In August of 2022, Russell was diagnosed with anal cancer that had spread.
“I was delivered the news about two hours before a work event,” he says. “And I knew as soon as I walked in, from the GP’s approach.”
He lives in a small town in New South Wales, on traditional Gundungurra lands. A two-hour drive away from Sydney, the area’s lack of required cancer care for Russell meant that he and his husband had to uproot their lives to access treatment.

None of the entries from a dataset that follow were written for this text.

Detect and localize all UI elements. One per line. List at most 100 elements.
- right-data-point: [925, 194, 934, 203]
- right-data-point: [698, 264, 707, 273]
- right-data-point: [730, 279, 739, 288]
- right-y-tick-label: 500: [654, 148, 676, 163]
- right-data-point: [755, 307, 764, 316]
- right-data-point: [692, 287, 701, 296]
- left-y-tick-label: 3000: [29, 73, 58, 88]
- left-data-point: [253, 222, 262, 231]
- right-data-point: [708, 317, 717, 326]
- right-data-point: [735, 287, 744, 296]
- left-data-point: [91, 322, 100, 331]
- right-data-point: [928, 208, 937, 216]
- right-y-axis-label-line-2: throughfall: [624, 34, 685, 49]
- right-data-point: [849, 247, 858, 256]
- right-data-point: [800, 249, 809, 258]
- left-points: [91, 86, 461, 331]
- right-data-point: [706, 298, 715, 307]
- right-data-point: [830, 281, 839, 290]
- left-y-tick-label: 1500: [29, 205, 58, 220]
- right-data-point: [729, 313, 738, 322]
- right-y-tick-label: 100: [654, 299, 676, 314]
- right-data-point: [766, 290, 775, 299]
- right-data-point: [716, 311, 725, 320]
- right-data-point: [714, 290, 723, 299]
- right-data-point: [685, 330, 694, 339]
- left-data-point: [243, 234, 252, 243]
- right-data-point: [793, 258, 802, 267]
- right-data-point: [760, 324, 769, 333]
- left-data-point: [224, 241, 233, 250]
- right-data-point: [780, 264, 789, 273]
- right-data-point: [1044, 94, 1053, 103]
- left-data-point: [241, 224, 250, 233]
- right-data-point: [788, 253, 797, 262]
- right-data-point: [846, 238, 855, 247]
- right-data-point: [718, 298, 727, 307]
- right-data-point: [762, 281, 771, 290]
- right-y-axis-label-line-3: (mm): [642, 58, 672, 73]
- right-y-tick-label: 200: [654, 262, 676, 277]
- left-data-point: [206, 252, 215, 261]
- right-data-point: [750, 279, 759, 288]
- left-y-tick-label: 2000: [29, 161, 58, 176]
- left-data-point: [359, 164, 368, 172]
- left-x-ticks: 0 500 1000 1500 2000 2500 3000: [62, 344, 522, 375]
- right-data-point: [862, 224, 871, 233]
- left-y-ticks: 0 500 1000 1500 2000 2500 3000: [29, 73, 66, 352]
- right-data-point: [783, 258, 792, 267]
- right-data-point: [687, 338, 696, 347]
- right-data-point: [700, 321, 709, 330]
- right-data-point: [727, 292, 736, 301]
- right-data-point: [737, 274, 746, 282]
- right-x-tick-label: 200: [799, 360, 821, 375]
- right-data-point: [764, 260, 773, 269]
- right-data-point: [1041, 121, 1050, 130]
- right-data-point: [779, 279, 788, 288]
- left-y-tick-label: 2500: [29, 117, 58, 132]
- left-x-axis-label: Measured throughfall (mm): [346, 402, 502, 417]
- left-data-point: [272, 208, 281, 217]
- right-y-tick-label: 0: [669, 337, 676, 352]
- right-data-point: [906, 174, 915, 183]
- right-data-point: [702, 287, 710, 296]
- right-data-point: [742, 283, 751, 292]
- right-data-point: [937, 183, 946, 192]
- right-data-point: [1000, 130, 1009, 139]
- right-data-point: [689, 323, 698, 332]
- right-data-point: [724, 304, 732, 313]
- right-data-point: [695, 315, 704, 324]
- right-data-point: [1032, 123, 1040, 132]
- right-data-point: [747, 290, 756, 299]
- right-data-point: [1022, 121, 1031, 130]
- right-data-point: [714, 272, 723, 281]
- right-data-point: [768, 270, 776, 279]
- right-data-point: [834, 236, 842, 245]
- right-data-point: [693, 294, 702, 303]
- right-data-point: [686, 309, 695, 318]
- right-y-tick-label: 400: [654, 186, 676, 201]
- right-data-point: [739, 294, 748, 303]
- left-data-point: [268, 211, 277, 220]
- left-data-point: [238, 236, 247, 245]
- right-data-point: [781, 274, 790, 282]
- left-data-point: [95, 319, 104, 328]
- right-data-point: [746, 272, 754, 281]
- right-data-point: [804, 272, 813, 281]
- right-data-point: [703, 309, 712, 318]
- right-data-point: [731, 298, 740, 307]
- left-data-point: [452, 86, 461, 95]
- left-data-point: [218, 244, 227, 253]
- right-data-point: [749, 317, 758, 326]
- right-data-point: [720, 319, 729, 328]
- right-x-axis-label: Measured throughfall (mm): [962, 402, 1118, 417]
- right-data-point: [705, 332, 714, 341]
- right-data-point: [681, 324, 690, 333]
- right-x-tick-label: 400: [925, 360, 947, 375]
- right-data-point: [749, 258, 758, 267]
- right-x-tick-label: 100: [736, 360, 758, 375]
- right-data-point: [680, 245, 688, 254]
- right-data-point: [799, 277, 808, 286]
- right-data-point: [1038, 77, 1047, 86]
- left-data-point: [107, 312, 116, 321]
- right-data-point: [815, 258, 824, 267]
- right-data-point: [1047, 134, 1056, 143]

“I had to take six months off work and move from my home to Sydney for six weeks so I could get treatment,” Russell says.
“We took two of our dogs with us. We had to send our third dog out to the person we adopted it from.”
Unequal care
“There is no medical practice in our town anymore,” says Russell. “It closed last year.”
His story is one of many. One third of Australians live in a rural, regional or remote area.
Many are forced to relocate or commute hundreds of kilometres away to cancer centres located in metropolitan areas.
In rural, regional and remote areas, local cancer centres may not have specialist therapies available or have the capacity to deliver according to demand. This disparity deeply impacts every step of the cancer journey.
While 63% of cancer patients who live in major cities survive five years after being diagnosed, only 55% of cancer patients who live in very remote areas do.
Patients must travel arduous distances while sick, away from their support networks, for poorer outcomes.
Working towards better access and equity
At the GI Cancer Institute, we’re determined to address this inequality.
By aiming to have a teletrial component in each of our clinical trials, we can make sure that Australians are able to access the latest cancer treatments when they need it, regardless of where they call home.
“Having lived the experience of being treated for cancer, for a cancer that treatments have not progressed terribly much over the last decades… investment in research is paramount to increasing the chance of survival for patients,” Russell says.
“Without the treatment process, cancer’s going to take us.”


Russell is currently recovering from surgery, having undergone a major procedure where any organ and tissue that could potentially have microscopic cancer was removed. He now has a colostomy bag.
“I’m at home now, with my wonderful husband, our three beautiful dogs, three alpacas and six chooks,” he says.
“It is so peaceful here.”
The GI Cancer Institute would like to express our gratitude and appreciation to Russell for sharing his lived experience with us.
This article was featured in The Digest, Issue 2, 2023.